Musik macht eine gute Figur bei „Kunst am Wasser“

Während das Symposium in den vergangenen Jahren vor allem die Holzbildhauer mit ihren Kettensägen rockten, übernahmen das bei der 18. Künstlersession „Kunst am Wasser“ die Musiker selbst. Die 2018er Auflage der Veranstaltung kam in neuartiger Form daher. Die Holzbildhauerkunst wurde mit dem Faktor Musik multipliziert.

Parallel zum Kettensägen rasseln komponierte und musizierte ein gutes Dutzend vor allem junger Musiker aus Australien, Mittelsachsen und Dresden neue Lieder. Dabei rausgekommen sind Titel wie „Down By The Water“ – auf Deutsch: Unten am Wasser. Woher die Inspiration dafür kam, liegt auf der Hand.

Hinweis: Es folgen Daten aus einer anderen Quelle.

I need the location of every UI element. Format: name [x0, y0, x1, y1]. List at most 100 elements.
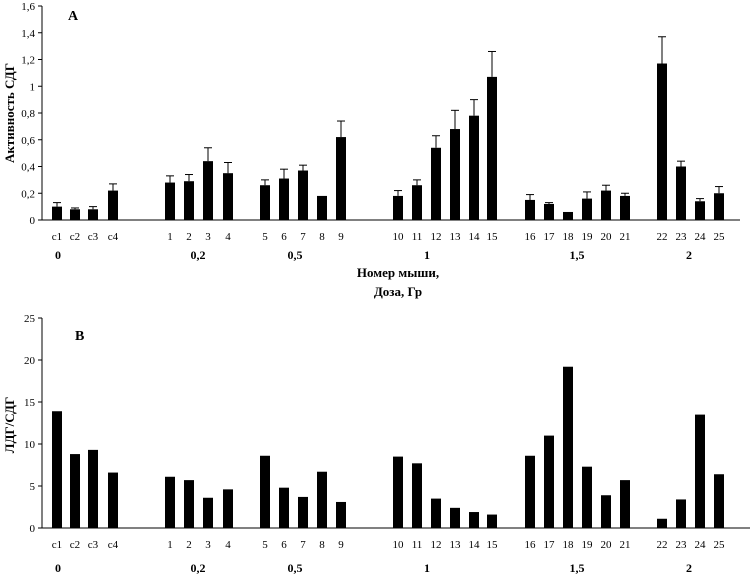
y-tick-label: 20	[24, 355, 36, 367]
category-label: 18	[563, 539, 575, 551]
bar-13	[450, 507, 460, 528]
bar-22	[657, 63, 667, 221]
category-label: 12	[431, 231, 442, 243]
y-tick-label: 0,4	[21, 162, 35, 174]
category-label: 11	[412, 539, 423, 551]
bar-1	[165, 182, 175, 220]
bar-23	[676, 166, 686, 220]
category-label: 21	[620, 231, 631, 243]
x-axis-title-line1: Номер мыши,	[357, 265, 439, 280]
category-label: 25	[714, 539, 726, 551]
bar-14	[469, 512, 479, 528]
category-label: 18	[563, 231, 575, 243]
y-tick-label: 0,6	[21, 135, 35, 147]
category-label: 23	[676, 539, 688, 551]
category-label: c4	[108, 231, 119, 243]
category-label: 9	[338, 539, 344, 551]
category-label: 19	[582, 231, 594, 243]
category-label: 8	[319, 539, 325, 551]
panel-label: A	[68, 9, 79, 24]
category-label: 22	[657, 539, 668, 551]
bar-5	[260, 455, 270, 528]
y-tick-label: 1	[30, 81, 36, 93]
y-tick-label: 1,6	[21, 1, 35, 13]
dose-group-label: 0,5	[288, 248, 303, 262]
bar-3	[203, 497, 213, 528]
bar-18	[563, 211, 573, 220]
category-label: 5	[262, 231, 268, 243]
category-label: 20	[601, 539, 613, 551]
category-label: 7	[300, 539, 306, 551]
bar-6	[279, 178, 289, 220]
y-tick-label: 0	[30, 215, 36, 227]
dose-group-label: 2	[686, 248, 692, 262]
bar-20	[601, 495, 611, 528]
category-label: 15	[487, 231, 499, 243]
category-label: 13	[450, 231, 462, 243]
category-label: c1	[52, 231, 62, 243]
bar-17	[544, 435, 554, 528]
bar-c3	[88, 209, 98, 220]
bar-25	[714, 474, 724, 528]
category-label: c2	[70, 231, 80, 243]
bar-19	[582, 198, 592, 220]
bar-10	[393, 195, 403, 220]
dose-group-label: 1	[424, 248, 430, 262]
category-label: 1	[167, 231, 173, 243]
category-label: 5	[262, 539, 268, 551]
category-label: 4	[225, 539, 231, 551]
bar-4	[223, 173, 233, 220]
category-label: 6	[281, 231, 287, 243]
y-tick-label: 1,2	[21, 55, 35, 67]
bar-8	[317, 471, 327, 528]
x-axis-title-line2: Доза, Гр	[374, 284, 422, 299]
bar-c1	[52, 411, 62, 528]
bar-11	[412, 185, 422, 220]
dose-group-label: 1,5	[570, 561, 585, 575]
bar-17	[544, 203, 554, 220]
bar-7	[298, 496, 308, 528]
dose-group-label: 1	[424, 561, 430, 575]
bar-24	[695, 414, 705, 528]
category-label: 24	[695, 231, 707, 243]
bar-7	[298, 170, 308, 220]
bar-13	[450, 129, 460, 220]
category-label: 11	[412, 231, 423, 243]
bar-5	[260, 185, 270, 220]
bar-9	[336, 137, 346, 220]
category-label: 12	[431, 539, 442, 551]
category-label: 9	[338, 231, 344, 243]
bar-4	[223, 489, 233, 528]
bar-c2	[70, 454, 80, 528]
category-label: 14	[469, 231, 481, 243]
bar-16	[525, 455, 535, 528]
dose-group-label: 0,2	[191, 561, 206, 575]
panel-label: B	[75, 329, 84, 344]
y-axis-title: Активность СДГ	[2, 63, 17, 163]
bar-25	[714, 193, 724, 220]
bar-16	[525, 199, 535, 220]
category-label: 17	[544, 539, 556, 551]
y-tick-label: 0,2	[21, 188, 35, 200]
dose-group-label: 0	[55, 561, 61, 575]
bar-8	[317, 195, 327, 220]
category-label: 17	[544, 231, 556, 243]
category-label: 2	[186, 539, 192, 551]
bar-12	[431, 147, 441, 220]
category-label: 22	[657, 231, 668, 243]
category-label: c1	[52, 539, 62, 551]
y-tick-label: 15	[24, 397, 36, 409]
dose-group-label: 0,5	[288, 561, 303, 575]
category-label: 16	[525, 231, 537, 243]
bar-20	[601, 190, 611, 220]
y-tick-label: 25	[24, 313, 36, 325]
category-label: c4	[108, 539, 119, 551]
bar-24	[695, 201, 705, 220]
bar-15	[487, 76, 497, 220]
category-label: 4	[225, 231, 231, 243]
bar-c3	[88, 449, 98, 528]
category-label: 3	[205, 231, 211, 243]
bar-12	[431, 498, 441, 528]
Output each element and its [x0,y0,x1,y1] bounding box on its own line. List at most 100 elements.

Megan Longhurst, Otto (weltwärts), Ines Herrmann und Daniel Lowe, der Schlagzeuger von „Joeys Oz Music Band“, eröffneten mit diesem Titel die Prämierung der Skulpturen und deren Schöpfer bei „Kunst am Wasser“.

Und so sieht sie aus, die Siegerin Doreen Wehrhold. Die aus Thüringen stammende Künstlerin verwirklichte mit Lärchenholz ihre Vorstellung von „Flusskind“ – einem in Japan beheimateten Mischwesen aus Frosch, Affe und Schildkröte. „Dieser Geist soll die Heimatgewässer und deren Bewohner beschützen“, sagte sie bei der Präsentation der Werke vor der Jury. Denn die bewertete kurz zuvor die drei Kunstwerke.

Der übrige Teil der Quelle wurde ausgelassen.